HR-7568-119
Referred to the Committee on Science, Space, and Technology, and in addition to the Committees on Natural Resources, and Education and Workforce, for a period to be subsequently determined by the Speaker, in each case for consideration of such provisions as fall within the jurisdiction of the committee concerned.
Sponsored by Jake Auchincloss (D-MA)
What it does
The Hot Rock Act would establish multiple federally funded programs to advance "hot dry rock" geothermal energy — a next-generation technology that extracts heat from deep, impermeable rock formations. It would authorize grants for research, a field testing site, and milestone-based awards totaling up to $102 million per year from 2027–2031. The bill would also create a workforce cross-training program for oil and gas workers transitioning to geothermal jobs, direct the U.S. Geological Survey to map deep rock formations and monitor groundwater, and streamline federal permitting for geothermal exploration by adding geothermal projects to an existing categorical exclusion from full environmental review under the National Environmental Policy Act.
Who benefits
Energy technology companies and startups working on next-generation geothermal systems. National laboratories and universities receiving research grants. Oil and gas workers (drillers, engineers, welders, pipefitters, electricians) who gain access to cross-training for geothermal jobs. Workers and communities in "energy communities" — areas economically dependent on fossil fuel industries — who are explicitly prioritized for workforce programs.

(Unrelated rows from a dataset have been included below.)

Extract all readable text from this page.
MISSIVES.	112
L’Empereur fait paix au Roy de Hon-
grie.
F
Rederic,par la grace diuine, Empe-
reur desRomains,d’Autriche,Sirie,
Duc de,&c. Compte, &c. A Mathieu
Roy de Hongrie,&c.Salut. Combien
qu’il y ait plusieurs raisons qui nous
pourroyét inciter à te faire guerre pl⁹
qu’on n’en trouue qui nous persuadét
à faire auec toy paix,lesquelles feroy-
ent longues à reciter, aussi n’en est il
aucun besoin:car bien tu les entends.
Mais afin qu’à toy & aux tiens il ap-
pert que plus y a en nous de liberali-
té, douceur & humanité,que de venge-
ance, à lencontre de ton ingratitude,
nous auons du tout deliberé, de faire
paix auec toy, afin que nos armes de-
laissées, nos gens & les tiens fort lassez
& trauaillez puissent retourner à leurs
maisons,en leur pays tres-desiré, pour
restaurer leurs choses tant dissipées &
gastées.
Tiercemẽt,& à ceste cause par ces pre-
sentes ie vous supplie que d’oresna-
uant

Geothermal energy developers who would face a faster, less burdensome federal permitting process. Electricity consumers broadly, if the technology achieves commercial scale and lowers energy costs. States and territories that would receive geological mapping data from USGS.
Who is hurt
Competing renewable energy sectors (solar, wind) that do not receive equivalent new federal support and may face indirect competitive disadvantage if geothermal achieves cost parity. Environmental and community groups near proposed geothermal test sites who may have less opportunity to comment on projects due to the expanded categorical exclusion from full NEPA review. Taxpayers who bear the cost of the authorized appropriations. Conventional geothermal energy companies using naturally occurring reservoirs, who are not the focus of this bill and may face a competitive shift toward engineered systems. Communities near test sites who could be affected by induced seismicity — a known risk of hydraulic stimulation used in hot dry rock projects — though the bill does establish a seismicity monitoring program.
Supporters argue
Supporters argue that hot dry rock geothermal energy could provide always-on, carbon-free electricity accessible virtually anywhere in the country — unlike solar or wind, which depend on weather conditions — and that federal investment is necessary to bridge the gap between early-stage research and commercial viability, just as federal support accelerated shale gas development. They contend the workforce cross-training provisions are particularly efficient, leveraging existing skills from the oil and gas sector — drilling engineers, reservoir engineers, rig workers — whose expertise transfers directly to geothermal, reducing training costs and supporting communities facing fossil fuel industry decline. They also argue the permitting streamlining is narrowly targeted at exploration activities, consistent with existing categorical exclusions already in place for oil and gas.
Opponents argue
Opponents argue that the bill's expanded categorical exclusion from NEPA review for geothermal exploration removes an important public check on projects that carry real environmental risks — particularly induced seismicity and groundwater contamination from hydraulic stimulation of deep rock formations — risks the bill itself acknowledges by mandating a monitoring program. They contend that at up to $510 million in authorized spending over five years, the bill represents a significant federal bet on an unproven technology that has not yet achieved commercial scale anywhere in the world, and that market mechanisms, not targeted federal subsidies, should determine which energy technologies succeed. They further argue that the milestone-based grant structure, while results-oriented, still leaves broad discretion to the Secretary of Energy with limited congressional oversight of individual awards.